Coluna Luís Palma Gomes: Liturgia das coisas iguais

Ilustração: Platon Yurich

 
Passeio e observo.
E, pela milionésima vez, sinto o mesmo que havia visto.
Os pardais diferentes são os mesmos.
A igreja continua sem tocar os sinos — talvez seja cedo ainda.
As pessoas têm duas dimensões: uma dá os bons dias, a outra as boas tardes.
 
Sempre ouvi dizer que o que nunca muda é sagrado —
um mistério cabisbaixo que, aqui, nos prostra no chão,
para ouvirmos melhor as folhas secas dedilhar a terra entre os torrões.
E assim vagueiam elas em círculo,
sendo as deste outono as mesmas do outono passado.
Os mesmos rebanhos balem estribilhos rituais,
aliviando as saudades daqueles que padeceriam de melancolia
se vissem novos animais a balir novas canções.
Até o papagaio do vizinho apenas imita sons ancestrais,
reclamando para si o lugar de guardião dos ruídos circulares, imemoriais.
 
Aposto que nada de novo acontece aqui desde as revoluções liberais.
O general Junot terá passado por aqui, mas não parou —
a história universal não podia esperar
que o Sr. Gomes abrisse o café mais cedo para os generais de Bonaparte.
 
Nada muda — e isso é bom
para um gato que quer apenas contemplar, hoje,
o mesmo que ontem contemplou.
 

Santo Estêvão, 20 de dezembro de 2025


 

Luís Palma Gomes nasceu em Lisboa, em 1967, e cresceu na periferia, em Queluz — entre linhas de comboio, pequenos quintais e o rumor longínquo da cidade. Engenheiro informático de formação, é hoje professor de Informática no ensino secundário. A escrita, porém, sempre lhe correu em paralelo, como um rio subterrâneo. Começou a publicar nos anos 90 no suplemento DN Jovem, onde os primeiros poemas encontraram lugar.

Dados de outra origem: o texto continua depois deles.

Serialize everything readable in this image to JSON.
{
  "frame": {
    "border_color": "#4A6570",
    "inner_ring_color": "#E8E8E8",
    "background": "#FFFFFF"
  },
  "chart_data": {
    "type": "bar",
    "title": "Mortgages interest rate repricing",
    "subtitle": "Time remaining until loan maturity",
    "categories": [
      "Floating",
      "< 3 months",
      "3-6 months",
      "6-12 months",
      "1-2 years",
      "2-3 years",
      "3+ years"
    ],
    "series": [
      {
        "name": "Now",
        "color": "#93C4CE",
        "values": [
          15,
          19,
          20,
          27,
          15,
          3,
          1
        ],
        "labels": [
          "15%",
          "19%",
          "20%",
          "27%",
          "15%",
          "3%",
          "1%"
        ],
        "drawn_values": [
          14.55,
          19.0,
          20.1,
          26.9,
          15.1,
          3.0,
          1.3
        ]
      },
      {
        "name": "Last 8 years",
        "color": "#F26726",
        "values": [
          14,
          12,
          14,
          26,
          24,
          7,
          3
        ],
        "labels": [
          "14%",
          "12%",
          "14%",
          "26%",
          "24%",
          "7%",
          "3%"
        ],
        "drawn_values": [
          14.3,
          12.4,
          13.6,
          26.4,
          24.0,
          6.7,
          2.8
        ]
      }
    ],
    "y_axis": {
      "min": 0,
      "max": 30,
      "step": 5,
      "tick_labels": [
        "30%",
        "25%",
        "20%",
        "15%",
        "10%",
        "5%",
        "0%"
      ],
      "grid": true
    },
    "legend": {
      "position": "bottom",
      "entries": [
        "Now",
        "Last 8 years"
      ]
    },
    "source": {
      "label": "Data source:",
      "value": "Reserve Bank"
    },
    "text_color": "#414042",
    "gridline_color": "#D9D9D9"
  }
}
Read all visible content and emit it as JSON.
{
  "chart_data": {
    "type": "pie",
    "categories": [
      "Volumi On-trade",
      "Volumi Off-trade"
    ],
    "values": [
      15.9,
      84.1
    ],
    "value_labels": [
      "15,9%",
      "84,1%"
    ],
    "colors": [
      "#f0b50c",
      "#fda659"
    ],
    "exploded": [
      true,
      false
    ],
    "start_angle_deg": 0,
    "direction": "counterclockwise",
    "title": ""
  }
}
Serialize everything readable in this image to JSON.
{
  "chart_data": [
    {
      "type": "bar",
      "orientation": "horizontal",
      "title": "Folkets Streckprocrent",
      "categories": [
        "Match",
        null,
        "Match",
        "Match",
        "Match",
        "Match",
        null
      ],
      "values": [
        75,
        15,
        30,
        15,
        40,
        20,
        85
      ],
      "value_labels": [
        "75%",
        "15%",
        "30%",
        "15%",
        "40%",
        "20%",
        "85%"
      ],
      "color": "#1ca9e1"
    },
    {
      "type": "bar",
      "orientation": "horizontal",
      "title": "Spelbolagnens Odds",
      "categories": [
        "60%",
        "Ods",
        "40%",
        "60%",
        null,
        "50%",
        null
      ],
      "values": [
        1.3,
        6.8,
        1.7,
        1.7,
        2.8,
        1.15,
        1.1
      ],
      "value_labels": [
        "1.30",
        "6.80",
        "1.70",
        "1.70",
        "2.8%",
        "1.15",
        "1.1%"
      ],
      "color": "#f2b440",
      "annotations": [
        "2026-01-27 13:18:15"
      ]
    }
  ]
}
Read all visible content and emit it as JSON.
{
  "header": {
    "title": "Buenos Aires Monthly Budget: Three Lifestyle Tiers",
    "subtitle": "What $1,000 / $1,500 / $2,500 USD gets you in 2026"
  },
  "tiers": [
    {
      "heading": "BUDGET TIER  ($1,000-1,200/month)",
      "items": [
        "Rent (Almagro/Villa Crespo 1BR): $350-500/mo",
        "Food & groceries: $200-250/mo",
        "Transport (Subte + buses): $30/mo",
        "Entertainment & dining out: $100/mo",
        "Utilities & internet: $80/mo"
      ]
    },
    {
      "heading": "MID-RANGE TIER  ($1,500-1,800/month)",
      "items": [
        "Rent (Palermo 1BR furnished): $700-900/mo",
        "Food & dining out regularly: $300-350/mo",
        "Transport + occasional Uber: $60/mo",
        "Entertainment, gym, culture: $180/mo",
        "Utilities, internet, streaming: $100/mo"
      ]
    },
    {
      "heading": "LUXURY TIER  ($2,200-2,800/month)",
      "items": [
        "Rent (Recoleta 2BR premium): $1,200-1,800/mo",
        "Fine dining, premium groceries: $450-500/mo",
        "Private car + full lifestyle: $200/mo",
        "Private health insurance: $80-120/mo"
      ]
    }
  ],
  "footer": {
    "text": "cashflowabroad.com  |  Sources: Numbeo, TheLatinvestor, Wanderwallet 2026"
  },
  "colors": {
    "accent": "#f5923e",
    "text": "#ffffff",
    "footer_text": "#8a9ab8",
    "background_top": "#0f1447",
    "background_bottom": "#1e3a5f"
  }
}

Poeta do intervalo e da fricção, escreve a partir do quotidiano, da contemplação das pequenas coisas, dos gestos que passam despercebidos.  Publicou Fronteira em 2022, e O Cálculo das Improbabilidades em 2025, onde aprofunda uma linguagem feita de tensão entre o visível e o indizível, entre a matéria e o símbolo, entre a casa e o mundo. É também autor de peças de teatro, como A Moura e O Último Castro Antes de Roma, onde a memória histórica se cruza com as inquietações humanas. Escreve e ensina jovens, porque precisa de ver crescer alguma coisa — nem que seja uma imagem, uma ideia, uma manhã, uma vontade. Não tem medo da água fria do mar.

Uma resposta

  1. ​Esta crónica, para mim, celebra a repetição do quotidiano. A imutabilidade dos pardais, das folhas, dos sons ancestrais ganha uma dimensão sagrada.
    ​Esta aceitação do ciclo tem, para mim, uma forte afinidade com o Eterno Retorno de Nietzsche. O observador (e o gato) não teme a repetição, mas encontra nela um profundo conforto, praticando o Amor Fati (amor ao destino).
    ​A recusa da novidade e a valorização do imutável (contemplar hoje o que se contemplou ontem) são a prova de que o peso da eternidade é, afinal, a paz na rotina.